🤖 AI Summary
In black-box adversarial attacks, increasing the number of surrogate models improves transferability but degrades computational efficiency, making it challenging to balance both objectives. To address this, we propose the Dynamic Diversity Ensemble Attack (DDEA) framework—the first to decouple surrogate model selection *within* and *across* iterations, thereby relaxing the implicit assumption that the same surrogates are used in every iteration. DDEA introduces a gradient-guided diversity metric and a lightweight dynamic selection mechanism, enabling adaptive construction of diverse surrogate ensembles across iterations under per-iteration model count constraints. Evaluated on ImageNet, DDEA achieves an 8.5% higher transfer success rate than state-of-the-art methods. Moreover, it significantly enhances attack effectiveness against commercial vision APIs and large vision-language models. Our approach jointly optimizes transferability and computational efficiency without compromising either.
📝 Abstract
In surrogate ensemble attacks, using more surrogate models yields higher transferability but lower resource efficiency. This practical trade-off between transferability and efficiency has largely limited existing attacks despite many pre-trained models are easily accessible online.
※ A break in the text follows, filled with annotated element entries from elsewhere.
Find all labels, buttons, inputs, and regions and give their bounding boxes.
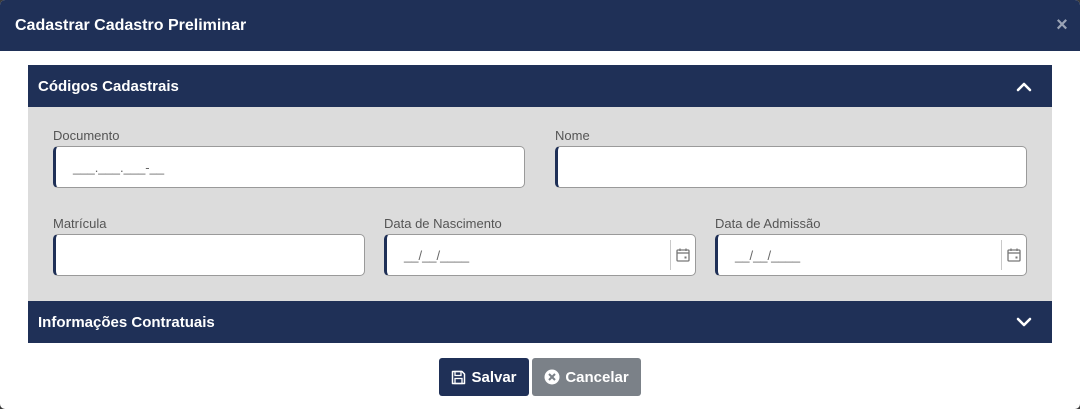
chevron-down-icon (1016, 317, 1032, 327)
section-title: Códigos Cadastrais (38, 77, 179, 95)
save-button-label: Salvar (471, 368, 517, 386)
documento-label: Documento (53, 128, 120, 143)
nome-label: Nome (555, 128, 590, 143)
section-header-contratuais[interactable]: Informações Contratuais (28, 301, 1052, 343)
matricula-label: Matrícula (53, 216, 107, 231)
floppy-disk-icon (452, 370, 466, 384)
modal-footer: Salvar Cancelar (0, 358, 1080, 396)
nome-field[interactable] (555, 146, 1027, 188)
calendar-button[interactable] (670, 240, 695, 270)
modal-title: Cadastrar Cadastro Preliminar (15, 16, 247, 34)
modal-header: Cadastrar Cadastro Preliminar × (0, 0, 1080, 51)
documento-mask: ___.___.___-__ (73, 159, 165, 175)
close-circle-icon (544, 369, 560, 385)
data-nascimento-label: Data de Nascimento (384, 216, 502, 231)
section-body: Documento ___.___.___-__ Nome Matrícula … (28, 107, 1052, 301)
calendar-icon (1007, 248, 1021, 262)
data-nascimento-field[interactable]: __/__/____ (384, 234, 696, 276)
calendar-icon (676, 248, 690, 262)
section-title: Informações Contratuais (38, 313, 215, 331)
section-codigos-cadastrais: Códigos Cadastrais Documento ___.___.___… (28, 65, 1052, 301)
cancel-button-label: Cancelar (565, 368, 629, 386)
data-admissao-field[interactable]: __/__/____ (715, 234, 1027, 276)
data-admissao-mask: __/__/____ (735, 247, 801, 263)
data-admissao-label: Data de Admissão (715, 216, 821, 231)
modal-dialog: Cadastrar Cadastro Preliminar × Códigos … (0, 0, 1080, 409)
save-button[interactable]: Salvar (439, 358, 529, 396)
chevron-up-icon (1016, 82, 1032, 92)
section-header-codigos[interactable]: Códigos Cadastrais (28, 65, 1052, 107)
matricula-field[interactable] (53, 234, 365, 276)
close-icon[interactable]: × (1054, 15, 1070, 35)
section-informacoes-contratuais: Informações Contratuais (28, 301, 1052, 343)
data-nascimento-mask: __/__/____ (404, 247, 470, 263)
documento-field[interactable]: ___.___.___-__ (53, 146, 525, 188)
calendar-button[interactable] (1001, 240, 1026, 270)
cancel-button[interactable]: Cancelar (532, 358, 641, 396)
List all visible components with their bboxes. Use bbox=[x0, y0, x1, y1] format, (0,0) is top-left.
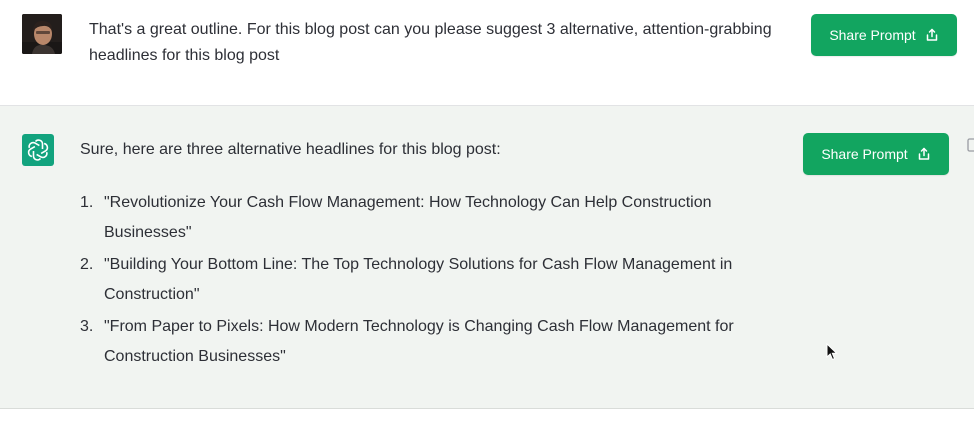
list-item: 2. "Building Your Bottom Line: The Top T… bbox=[80, 250, 780, 310]
list-item-number: 2. bbox=[80, 256, 94, 273]
headline-list: 1. "Revolutionize Your Cash Flow Managem… bbox=[80, 188, 780, 374]
list-item: 3. "From Paper to Pixels: How Modern Tec… bbox=[80, 312, 780, 372]
openai-logo-icon bbox=[22, 134, 54, 166]
mouse-cursor-icon bbox=[826, 342, 838, 366]
assistant-intro-text: Sure, here are three alternative headlin… bbox=[80, 141, 501, 158]
list-item-text: "Revolutionize Your Cash Flow Management… bbox=[104, 194, 712, 241]
share-icon bbox=[917, 147, 931, 161]
share-button-label: Share Prompt bbox=[821, 146, 908, 162]
share-button-label: Share Prompt bbox=[829, 27, 916, 43]
share-icon bbox=[925, 28, 939, 42]
share-prompt-button[interactable]: Share Prompt bbox=[811, 14, 957, 56]
list-item: 1. "Revolutionize Your Cash Flow Managem… bbox=[80, 188, 780, 248]
list-item-number: 3. bbox=[80, 318, 94, 335]
user-message-row: That's a great outline. For this blog po… bbox=[0, 0, 974, 106]
share-prompt-button[interactable]: Share Prompt bbox=[803, 133, 949, 175]
user-avatar bbox=[22, 14, 62, 54]
next-message-row bbox=[0, 409, 974, 426]
user-message-text: That's a great outline. For this blog po… bbox=[89, 21, 772, 64]
copy-icon[interactable] bbox=[966, 138, 974, 154]
list-item-number: 1. bbox=[80, 194, 94, 211]
list-item-text: "Building Your Bottom Line: The Top Tech… bbox=[104, 256, 733, 303]
list-item-text: "From Paper to Pixels: How Modern Techno… bbox=[104, 318, 734, 365]
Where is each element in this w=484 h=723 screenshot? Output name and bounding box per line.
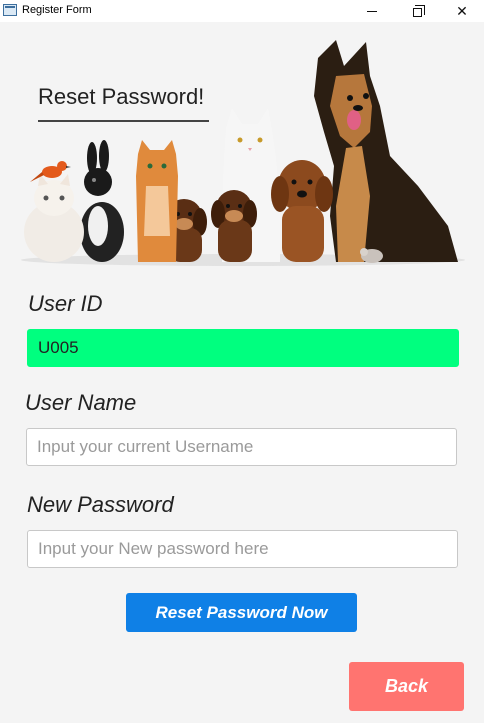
new-password-label: New Password (27, 492, 174, 517)
close-button[interactable]: ✕ (440, 0, 484, 22)
persian-kitten (24, 174, 84, 262)
window-title: Register Form (22, 4, 92, 16)
dachshund-puppy (271, 160, 333, 262)
restore-icon (412, 4, 425, 17)
maximize-button[interactable] (395, 0, 439, 22)
close-icon: ✕ (456, 2, 468, 19)
german-shepherd-dog (314, 40, 458, 262)
minimize-button[interactable] (350, 0, 394, 22)
minimize-icon (367, 10, 377, 12)
window-titlebar: Register Form ✕ (0, 0, 484, 22)
app-window-icon (3, 4, 17, 16)
reset-password-button[interactable]: Reset Password Now (126, 593, 357, 632)
back-button[interactable]: Back (349, 662, 464, 711)
user-name-label: User Name (25, 390, 137, 415)
new-password-input[interactable] (27, 530, 458, 568)
black-rabbit (80, 140, 124, 262)
title-underline (38, 120, 209, 122)
user-id-input[interactable] (27, 329, 459, 367)
pets-group-image (21, 40, 465, 266)
user-name-input[interactable] (26, 428, 457, 466)
page-title: Reset Password! (38, 84, 205, 109)
orange-kitten (136, 140, 178, 262)
user-id-label: User ID (28, 291, 103, 316)
puppy-middle (211, 190, 257, 262)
In this paper, we argue that such a trade-off is caused by an unnecessary common assumption, i.e., all models should be identical across iterations. By lifting this assumption, we can use as many surrogates as we want to unleash transferability without sacrificing efficiency. Concretely, we propose Selective Ensemble Attack (SEA), which dynamically selects diverse models (from easily accessible pre-trained models) across iterations based on our new interpretation of decoupling within-iteration and cross-iteration model diversity.In this way, the number of within-iteration models is fixed for maintaining efficiency, while only cross-iteration model diversity is increased for higher transferability. Experiments on ImageNet demonstrate the superiority of SEA in various scenarios. For example, when dynamically selecting 4 from 20 accessible models, SEA yields 8.5% higher transferability than existing attacks under the same efficiency. The superiority of SEA also generalizes to real-world systems, such as commercial vision APIs and large vision-language models. Overall, SEA opens up the possibility of adaptively balancing transferability and efficiency according to specific resource requirements.